Find a quadratic polynomial whose zeros are 3a+4band 4a+3b

Answer 1

Answer:

3a+4b×4=12a+16b

4a+3b×3=12a+9b

Step-by-step explanation:

then -7b b= 1/7

a= 4/21

Answer 2

Answer:

x^2 - 7( a + b )x + 12a^2 + 12b^2 + 25ab.

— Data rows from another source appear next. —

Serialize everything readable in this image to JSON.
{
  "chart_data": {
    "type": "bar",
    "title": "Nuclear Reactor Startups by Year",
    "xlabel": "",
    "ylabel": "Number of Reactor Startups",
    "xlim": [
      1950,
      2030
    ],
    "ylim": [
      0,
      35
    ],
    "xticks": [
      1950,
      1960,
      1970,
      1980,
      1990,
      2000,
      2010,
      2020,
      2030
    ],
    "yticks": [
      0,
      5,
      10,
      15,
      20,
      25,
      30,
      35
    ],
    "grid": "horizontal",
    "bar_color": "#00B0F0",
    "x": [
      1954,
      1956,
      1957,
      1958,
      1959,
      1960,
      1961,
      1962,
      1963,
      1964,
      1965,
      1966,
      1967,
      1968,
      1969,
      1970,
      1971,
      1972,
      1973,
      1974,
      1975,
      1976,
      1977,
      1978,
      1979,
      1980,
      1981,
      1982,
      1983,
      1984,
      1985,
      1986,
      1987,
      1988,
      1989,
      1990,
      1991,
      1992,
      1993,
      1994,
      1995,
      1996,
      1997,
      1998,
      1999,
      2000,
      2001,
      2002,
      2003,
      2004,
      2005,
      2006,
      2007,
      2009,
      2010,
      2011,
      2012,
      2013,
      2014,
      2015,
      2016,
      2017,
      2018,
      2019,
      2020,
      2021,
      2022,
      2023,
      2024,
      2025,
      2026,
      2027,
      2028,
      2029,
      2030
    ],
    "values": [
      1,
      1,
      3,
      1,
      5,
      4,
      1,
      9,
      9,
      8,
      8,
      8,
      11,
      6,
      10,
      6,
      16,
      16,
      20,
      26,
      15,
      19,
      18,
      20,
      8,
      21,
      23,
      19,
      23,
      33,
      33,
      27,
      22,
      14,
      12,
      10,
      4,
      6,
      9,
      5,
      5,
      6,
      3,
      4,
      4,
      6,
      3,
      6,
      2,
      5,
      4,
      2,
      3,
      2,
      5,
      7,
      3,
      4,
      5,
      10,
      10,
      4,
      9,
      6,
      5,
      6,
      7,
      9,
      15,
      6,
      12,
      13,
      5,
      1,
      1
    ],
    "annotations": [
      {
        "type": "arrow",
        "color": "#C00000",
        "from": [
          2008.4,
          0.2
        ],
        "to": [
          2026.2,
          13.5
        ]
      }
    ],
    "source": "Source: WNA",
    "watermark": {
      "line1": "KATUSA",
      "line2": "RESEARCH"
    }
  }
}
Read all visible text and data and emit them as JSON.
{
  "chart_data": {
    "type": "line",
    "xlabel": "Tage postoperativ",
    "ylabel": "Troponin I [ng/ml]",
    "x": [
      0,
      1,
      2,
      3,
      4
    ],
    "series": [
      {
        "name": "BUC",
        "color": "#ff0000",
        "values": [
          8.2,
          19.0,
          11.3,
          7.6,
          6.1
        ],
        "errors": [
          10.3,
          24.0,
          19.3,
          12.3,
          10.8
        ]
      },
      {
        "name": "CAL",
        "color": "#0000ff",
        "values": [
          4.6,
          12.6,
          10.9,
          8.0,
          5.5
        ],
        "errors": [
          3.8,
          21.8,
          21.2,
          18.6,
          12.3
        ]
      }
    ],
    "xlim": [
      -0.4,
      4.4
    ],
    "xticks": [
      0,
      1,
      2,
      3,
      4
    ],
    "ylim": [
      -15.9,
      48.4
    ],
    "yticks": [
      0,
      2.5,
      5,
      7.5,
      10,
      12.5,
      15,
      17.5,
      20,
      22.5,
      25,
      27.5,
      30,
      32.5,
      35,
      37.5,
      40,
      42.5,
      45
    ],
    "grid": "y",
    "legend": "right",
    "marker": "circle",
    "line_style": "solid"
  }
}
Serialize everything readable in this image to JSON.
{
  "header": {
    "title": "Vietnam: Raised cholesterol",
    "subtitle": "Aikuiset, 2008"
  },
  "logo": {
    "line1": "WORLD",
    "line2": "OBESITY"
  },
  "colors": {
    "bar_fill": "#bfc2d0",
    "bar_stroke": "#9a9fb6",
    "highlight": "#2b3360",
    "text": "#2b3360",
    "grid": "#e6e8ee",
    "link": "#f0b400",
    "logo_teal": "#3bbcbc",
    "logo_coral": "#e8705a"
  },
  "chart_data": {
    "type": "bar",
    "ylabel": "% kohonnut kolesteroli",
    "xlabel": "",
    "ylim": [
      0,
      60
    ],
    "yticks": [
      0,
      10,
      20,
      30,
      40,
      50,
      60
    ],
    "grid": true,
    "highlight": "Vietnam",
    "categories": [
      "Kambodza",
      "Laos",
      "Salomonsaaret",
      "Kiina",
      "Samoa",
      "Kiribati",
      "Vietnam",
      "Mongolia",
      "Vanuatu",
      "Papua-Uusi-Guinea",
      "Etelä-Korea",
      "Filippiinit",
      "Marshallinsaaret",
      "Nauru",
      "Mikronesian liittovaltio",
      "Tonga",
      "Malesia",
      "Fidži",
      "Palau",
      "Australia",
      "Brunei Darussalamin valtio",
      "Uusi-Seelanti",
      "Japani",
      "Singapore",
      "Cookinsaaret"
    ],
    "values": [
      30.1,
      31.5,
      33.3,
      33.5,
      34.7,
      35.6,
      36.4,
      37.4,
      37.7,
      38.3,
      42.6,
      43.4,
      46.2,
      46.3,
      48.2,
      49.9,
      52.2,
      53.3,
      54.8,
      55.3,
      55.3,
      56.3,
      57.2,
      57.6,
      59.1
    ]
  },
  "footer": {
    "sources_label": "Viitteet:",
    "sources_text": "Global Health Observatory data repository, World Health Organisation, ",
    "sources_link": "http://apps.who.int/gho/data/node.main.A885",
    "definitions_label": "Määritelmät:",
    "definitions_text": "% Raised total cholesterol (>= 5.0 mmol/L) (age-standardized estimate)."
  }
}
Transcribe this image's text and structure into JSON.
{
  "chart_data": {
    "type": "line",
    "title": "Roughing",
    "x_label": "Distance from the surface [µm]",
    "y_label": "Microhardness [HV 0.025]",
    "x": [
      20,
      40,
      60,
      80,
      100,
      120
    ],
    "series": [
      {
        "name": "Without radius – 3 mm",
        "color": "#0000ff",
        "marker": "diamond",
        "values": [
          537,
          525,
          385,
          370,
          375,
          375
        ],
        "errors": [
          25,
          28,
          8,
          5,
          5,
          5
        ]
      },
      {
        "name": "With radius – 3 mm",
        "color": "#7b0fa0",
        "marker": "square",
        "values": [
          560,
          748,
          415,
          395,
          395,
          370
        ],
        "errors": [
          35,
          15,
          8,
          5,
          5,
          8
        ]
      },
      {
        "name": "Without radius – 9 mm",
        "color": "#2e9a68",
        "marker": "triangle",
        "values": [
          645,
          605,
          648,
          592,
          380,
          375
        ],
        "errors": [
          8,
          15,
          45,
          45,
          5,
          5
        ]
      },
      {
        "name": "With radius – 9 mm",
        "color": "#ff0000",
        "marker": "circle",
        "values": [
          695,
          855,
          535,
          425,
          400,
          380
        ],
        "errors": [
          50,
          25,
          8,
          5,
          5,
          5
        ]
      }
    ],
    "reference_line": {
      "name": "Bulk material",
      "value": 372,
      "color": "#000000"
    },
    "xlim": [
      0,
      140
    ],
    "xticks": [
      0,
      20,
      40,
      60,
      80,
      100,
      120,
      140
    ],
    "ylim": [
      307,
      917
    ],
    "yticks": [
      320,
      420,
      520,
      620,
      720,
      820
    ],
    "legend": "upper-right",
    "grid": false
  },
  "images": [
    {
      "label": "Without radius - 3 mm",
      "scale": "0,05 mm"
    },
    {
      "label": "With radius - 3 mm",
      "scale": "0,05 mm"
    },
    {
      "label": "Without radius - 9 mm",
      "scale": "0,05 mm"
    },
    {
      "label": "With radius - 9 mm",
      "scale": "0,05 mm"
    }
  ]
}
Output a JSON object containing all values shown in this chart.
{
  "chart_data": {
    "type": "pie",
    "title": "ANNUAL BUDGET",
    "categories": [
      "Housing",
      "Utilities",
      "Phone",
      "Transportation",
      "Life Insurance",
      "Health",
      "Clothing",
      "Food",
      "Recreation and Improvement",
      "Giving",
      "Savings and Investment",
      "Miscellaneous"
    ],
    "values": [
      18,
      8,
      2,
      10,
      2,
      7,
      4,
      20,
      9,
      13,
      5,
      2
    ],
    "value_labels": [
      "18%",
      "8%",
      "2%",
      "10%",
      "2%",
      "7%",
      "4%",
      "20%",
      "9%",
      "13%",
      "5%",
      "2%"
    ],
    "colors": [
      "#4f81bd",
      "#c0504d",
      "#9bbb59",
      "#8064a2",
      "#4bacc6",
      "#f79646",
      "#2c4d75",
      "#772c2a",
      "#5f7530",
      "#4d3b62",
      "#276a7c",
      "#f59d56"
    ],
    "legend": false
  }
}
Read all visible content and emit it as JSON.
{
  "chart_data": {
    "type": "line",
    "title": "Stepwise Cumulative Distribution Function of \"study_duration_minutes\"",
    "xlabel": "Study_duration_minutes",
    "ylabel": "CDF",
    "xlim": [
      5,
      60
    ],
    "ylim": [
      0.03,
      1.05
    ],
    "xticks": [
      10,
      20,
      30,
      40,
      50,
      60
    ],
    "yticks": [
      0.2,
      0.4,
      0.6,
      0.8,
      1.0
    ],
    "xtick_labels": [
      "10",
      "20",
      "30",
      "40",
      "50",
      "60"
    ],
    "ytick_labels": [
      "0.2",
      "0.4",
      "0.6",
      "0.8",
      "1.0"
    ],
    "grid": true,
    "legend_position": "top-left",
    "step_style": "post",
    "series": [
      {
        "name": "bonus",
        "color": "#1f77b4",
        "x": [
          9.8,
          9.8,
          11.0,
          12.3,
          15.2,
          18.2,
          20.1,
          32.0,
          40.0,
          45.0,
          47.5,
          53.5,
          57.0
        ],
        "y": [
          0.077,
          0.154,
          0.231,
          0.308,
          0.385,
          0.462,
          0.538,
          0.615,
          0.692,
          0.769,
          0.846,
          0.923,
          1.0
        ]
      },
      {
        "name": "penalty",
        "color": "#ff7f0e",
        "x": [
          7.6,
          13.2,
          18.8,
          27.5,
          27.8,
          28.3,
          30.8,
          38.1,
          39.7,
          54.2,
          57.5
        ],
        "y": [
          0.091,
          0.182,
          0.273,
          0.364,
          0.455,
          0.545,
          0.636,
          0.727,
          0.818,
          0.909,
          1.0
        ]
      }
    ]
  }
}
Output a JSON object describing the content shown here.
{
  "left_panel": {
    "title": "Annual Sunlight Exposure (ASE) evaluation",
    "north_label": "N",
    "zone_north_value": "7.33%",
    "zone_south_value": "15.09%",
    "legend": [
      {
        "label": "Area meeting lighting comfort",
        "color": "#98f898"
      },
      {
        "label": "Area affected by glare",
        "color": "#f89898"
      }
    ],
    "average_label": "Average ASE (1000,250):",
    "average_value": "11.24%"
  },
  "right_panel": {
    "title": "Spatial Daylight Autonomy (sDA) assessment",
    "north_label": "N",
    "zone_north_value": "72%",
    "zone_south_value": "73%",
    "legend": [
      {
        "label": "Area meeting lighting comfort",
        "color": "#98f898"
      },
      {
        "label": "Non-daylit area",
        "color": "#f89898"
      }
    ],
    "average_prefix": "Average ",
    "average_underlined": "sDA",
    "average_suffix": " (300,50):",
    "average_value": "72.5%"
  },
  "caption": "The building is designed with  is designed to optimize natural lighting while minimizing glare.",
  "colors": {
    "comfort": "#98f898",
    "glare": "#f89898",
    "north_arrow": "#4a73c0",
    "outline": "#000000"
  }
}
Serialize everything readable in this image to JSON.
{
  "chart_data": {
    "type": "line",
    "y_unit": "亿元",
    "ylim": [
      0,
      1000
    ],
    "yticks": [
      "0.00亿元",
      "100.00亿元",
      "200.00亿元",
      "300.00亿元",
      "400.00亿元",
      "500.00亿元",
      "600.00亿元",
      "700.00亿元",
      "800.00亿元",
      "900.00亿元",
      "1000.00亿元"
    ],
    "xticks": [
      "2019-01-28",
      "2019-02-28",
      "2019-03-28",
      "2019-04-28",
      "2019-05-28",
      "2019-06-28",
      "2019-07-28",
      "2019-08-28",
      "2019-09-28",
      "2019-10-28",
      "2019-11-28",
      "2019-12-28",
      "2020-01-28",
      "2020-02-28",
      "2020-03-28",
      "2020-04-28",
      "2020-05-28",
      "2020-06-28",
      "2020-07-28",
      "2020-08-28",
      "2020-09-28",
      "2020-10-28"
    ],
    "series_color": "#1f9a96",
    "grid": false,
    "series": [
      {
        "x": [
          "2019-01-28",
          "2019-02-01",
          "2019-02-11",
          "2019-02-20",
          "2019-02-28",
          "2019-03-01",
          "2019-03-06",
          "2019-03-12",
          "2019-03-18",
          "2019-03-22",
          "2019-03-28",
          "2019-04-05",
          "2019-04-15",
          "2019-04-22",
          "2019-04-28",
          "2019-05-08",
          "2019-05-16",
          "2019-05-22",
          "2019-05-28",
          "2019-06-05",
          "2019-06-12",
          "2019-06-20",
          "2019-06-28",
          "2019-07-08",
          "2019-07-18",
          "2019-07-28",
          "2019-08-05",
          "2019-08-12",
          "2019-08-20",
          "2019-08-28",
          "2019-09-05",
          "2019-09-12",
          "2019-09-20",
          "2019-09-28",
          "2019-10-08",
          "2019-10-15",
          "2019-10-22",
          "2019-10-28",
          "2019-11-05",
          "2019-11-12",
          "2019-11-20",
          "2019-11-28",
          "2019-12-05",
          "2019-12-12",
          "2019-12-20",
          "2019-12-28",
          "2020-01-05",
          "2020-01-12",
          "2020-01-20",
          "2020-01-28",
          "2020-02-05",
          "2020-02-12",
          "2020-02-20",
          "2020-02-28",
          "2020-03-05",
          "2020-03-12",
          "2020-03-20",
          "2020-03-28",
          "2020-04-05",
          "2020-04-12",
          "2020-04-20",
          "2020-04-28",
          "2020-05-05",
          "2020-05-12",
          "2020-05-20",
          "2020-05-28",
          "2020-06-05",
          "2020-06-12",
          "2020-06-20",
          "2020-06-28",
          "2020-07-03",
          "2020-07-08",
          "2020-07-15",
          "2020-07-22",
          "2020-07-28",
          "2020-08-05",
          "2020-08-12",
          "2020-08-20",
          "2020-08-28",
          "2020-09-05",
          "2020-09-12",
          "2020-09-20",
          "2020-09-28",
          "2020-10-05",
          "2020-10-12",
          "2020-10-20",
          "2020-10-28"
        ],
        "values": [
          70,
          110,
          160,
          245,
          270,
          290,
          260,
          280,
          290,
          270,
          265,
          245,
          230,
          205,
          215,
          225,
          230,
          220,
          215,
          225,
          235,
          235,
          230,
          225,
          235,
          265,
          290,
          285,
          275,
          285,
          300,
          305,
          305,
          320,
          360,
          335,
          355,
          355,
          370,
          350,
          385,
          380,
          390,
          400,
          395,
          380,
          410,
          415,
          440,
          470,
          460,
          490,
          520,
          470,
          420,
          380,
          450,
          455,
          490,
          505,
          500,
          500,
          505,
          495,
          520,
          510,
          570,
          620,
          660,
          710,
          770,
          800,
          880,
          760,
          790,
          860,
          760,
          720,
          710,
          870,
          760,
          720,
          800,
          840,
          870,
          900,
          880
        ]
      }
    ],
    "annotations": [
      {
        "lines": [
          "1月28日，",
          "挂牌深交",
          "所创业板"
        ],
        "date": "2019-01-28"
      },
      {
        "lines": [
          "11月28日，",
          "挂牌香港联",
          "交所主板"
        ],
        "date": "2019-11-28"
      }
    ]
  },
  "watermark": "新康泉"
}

Or, x^2 - 7( a + b )x + ( 3a + 4b )( 4a + 3b )

Step-by-step explanation:

We know,

         Polynomials can be written as x^2 - Sx + P, where S is the sum of roots and P is the product of roots.

So,

       If 3a + 4b and 4a + 3b are the roots, that polynomial can  be written as x^2 - { ( 3a + 4b ) + ( 4a + 3b ) }x + ( 3a + 4b )( 4a + 3b ).

⇒ x^2 - [ 3a + 4b + 4a + 3b ]x + [ 3a( 4a + 3b ) + 4b( 4a + 3b ) ]

⇒ x^2 - [ 7a + 7b ]x + [ 12a^2 + 9ab + 16ab + 12b^2 ]

⇒ x^2 - 7x( a + b ) + [ 12a^2 + 25ab + 12b^2 ]

⇒ x^2 - 7( a + b )x + 12a^2 + 12b^2 + 25ab.